A. Program Kerja bidang Kebijakan dan Advokasi
- Kebijakan Impor dan Tata Niaga Bahan Baku
- Mengawal perumusan kebijakan impor bahan baku agar proporsional, tidak diskriminatif, dan sesuai dengan kebutuhan industri.
- Mendorong penyederhanaan prosedur perizinan dan percepatan layanan kepabeanan.
- Menyusun policy brief, white paper, dan rekomendasi kebijakan untuk pemerintah.
- Advokasi Penegakan Hukum dan Perlindungan Pasar
- Berkoordinasi dengan Kementerian/Lembaga untuk memberantas barang ilegal, undervalue, dan penyalahgunaan impor.
- Menyampaikan laporan resmi dan temuan lapangan hasil monitoring industri.
- Mendorong penataan ulang pasar agar kompetitif dan bebas distorsi.
- Dialog Kebijakan dengan DPR dan Pemerintah
- Mengikuti Rapat Dengar Pendapat (RDP).
- Menjadi mitra konsultatif dalam pembentukan regulasi industri sandang.
- Menyampaikan laporan berkala mengenai kondisi industri kepada pemerintah pusat dan daerah.
B. Program Kerja Bidang Pengembangan Industri
- Fasilitasi Akses Bahan Baku
- Menjalin kemitraan dengan produsen dalam negeri dan pemasok internasional.
- Mendorong pembentukan pusat distribusi bahan baku (material hub).
- Membantu anggota memperoleh bahan baku dengan harga kompetitif.
- Digitalisasi Industri Sandang
- Penyediaan sistem informasi berbasis digital untuk rantai pasok, produksi, dan pemasaran.
- Pelatihan e-commerce, ERP, dan manajemen rantai pasok digital.
- Pendampingan UMKM sandang untuk migrasi ke platform digital.
- Pengembangan Inovasi dan Teknologi Produksi
- Bekerja sama dengan lembaga riset dan universitas.
- Pelatihan teknologi mesin, standar mutu, dan inovasi material baru.

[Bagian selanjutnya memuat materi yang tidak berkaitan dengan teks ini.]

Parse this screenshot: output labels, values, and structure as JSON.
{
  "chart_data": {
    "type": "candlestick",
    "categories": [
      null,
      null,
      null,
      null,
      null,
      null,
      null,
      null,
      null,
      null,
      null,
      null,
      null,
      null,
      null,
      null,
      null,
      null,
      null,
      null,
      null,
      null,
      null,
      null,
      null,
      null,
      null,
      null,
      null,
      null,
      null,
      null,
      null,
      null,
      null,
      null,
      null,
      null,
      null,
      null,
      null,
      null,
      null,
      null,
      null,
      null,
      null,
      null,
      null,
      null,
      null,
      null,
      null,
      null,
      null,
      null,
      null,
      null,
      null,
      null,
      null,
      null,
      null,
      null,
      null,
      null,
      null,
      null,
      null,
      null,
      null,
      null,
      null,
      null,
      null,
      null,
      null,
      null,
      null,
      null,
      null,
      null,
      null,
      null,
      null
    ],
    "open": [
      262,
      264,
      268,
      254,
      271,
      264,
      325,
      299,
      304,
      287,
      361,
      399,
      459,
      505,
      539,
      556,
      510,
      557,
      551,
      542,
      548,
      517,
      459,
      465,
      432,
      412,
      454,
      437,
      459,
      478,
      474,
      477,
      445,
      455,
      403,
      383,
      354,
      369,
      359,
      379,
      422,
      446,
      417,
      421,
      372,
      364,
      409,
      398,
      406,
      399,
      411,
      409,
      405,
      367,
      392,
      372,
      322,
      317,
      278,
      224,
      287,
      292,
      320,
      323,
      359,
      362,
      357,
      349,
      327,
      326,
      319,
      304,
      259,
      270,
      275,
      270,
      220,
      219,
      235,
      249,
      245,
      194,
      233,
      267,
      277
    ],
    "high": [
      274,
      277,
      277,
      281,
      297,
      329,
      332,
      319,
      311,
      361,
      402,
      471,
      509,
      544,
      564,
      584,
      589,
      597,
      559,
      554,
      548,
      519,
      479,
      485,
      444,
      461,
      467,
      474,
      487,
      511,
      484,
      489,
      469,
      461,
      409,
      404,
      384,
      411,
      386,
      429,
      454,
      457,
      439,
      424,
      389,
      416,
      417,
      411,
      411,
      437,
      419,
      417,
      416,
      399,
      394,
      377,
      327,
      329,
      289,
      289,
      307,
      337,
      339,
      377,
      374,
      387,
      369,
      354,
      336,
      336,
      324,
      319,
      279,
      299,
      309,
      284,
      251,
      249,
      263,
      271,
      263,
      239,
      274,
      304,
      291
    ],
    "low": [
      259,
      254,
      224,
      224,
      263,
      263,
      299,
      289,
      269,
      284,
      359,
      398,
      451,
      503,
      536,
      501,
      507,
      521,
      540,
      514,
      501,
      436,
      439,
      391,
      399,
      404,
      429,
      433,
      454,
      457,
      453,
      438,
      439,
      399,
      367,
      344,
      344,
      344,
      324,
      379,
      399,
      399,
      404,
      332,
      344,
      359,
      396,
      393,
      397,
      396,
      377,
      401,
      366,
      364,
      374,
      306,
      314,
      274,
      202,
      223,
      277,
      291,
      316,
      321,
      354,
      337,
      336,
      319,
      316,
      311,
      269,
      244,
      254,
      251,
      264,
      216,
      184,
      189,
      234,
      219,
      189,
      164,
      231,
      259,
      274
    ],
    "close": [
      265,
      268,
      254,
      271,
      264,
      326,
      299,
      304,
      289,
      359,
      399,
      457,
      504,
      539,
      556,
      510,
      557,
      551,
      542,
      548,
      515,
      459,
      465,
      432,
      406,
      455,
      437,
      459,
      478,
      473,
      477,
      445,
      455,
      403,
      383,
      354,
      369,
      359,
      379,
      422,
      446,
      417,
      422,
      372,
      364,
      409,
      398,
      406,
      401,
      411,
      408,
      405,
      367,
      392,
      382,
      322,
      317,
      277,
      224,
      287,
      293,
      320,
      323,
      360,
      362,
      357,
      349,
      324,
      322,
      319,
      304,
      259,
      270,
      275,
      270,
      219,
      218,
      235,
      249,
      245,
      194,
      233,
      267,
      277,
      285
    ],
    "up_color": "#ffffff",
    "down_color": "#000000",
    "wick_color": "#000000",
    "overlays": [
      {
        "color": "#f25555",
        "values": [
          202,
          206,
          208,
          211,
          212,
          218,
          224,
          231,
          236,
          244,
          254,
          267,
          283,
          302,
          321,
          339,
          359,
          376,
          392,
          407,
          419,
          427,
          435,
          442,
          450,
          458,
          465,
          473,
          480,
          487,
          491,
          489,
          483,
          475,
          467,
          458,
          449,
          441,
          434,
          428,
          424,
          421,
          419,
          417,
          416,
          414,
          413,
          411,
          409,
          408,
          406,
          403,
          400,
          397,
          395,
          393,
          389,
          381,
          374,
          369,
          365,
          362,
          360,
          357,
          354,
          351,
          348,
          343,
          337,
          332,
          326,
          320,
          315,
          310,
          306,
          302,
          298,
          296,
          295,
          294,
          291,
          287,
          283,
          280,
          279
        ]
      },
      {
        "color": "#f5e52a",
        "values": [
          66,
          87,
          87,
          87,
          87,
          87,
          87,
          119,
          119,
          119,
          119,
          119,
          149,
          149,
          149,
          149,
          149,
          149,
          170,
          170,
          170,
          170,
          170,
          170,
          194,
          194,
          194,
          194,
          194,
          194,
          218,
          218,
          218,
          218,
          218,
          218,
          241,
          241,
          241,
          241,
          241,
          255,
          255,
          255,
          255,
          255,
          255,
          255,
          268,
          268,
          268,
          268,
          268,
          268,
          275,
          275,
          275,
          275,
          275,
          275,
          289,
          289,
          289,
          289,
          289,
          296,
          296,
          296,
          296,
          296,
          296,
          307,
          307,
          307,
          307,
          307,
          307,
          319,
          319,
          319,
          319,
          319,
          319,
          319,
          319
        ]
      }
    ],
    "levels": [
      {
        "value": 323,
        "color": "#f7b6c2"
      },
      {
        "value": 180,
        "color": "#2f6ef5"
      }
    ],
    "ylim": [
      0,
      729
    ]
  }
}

- Dukungan riset untuk meningkatkan kualitas dan efisiensi produksi.
C. Program Kerja Bidang Pembinaan SDM & UMKM
- Pelatihan dan Sertifikasi Kompetensi
- Pelatihan tata busana, manajemen produksi, QC, dan desain fashion.
- Sertifikasi tenaga kerja industri sandang bekerja sama dengan BNSP.
- Pendampingan UMKM Sandang
- Program inkubasi usaha bagi pelaku baru.
- Konsultasi bisnis, manajemen keuangan, dan branding.
- Akses pembiayaan melalui kerjasama dengan perbankan dan lembaga keuangan.
- Pemberdayaan Tenaga Kerja Perempuan
- Program pelatihan khusus perempuan sebagai pilar utama industri sandang.
- Fasilitasi kerja sama dengan koperasi dan komunitas lokal.
D. Program Kerja Bidang Kemitraan dan Jaringan Usaha
- Pembangunan Jejaring Nasional dan Internasional
- Kerja sama dengan asosiasi sandang internasional.
- Partisipasi pada pameran tekstil dan fashion global.
- Mendorong promosi ekspor produk sandang Indonesia.
- Kolaborasi dengan Retail, E-Commerce, dan Brand Nasional
- Membuka peluang pemasaran produk anggota.
- Membangun ekosistem pemasaran terintegrasi.
- Program Business Matching
- Mempertemukan produsen, distributor, importir, dan buyer nasional/internasional.
- Menyelenggarakan forum investasi sektor sandang.
E. Program Kerja Bidang Edukasi dan Publikasi
- Kampanye Nasional Kesadaran Industri Sandang
- Edukasi publik tentang pentingnya keberlanjutan industri sandang.
- Sosialisasi kebijakan dan program PESINDO.
- Penerbitan Buletin, Jurnal, dan Laporan Industri
- Penyebaran informasi regulasi, tren fashion, bahan baku, dan teknologi.
- Pusat Informasi dan Konsultasi Industri Sandang
- Memberikan layanan konsultasi kepada anggota dan publik.
- Membuka hotline dan helpdesk regulasi.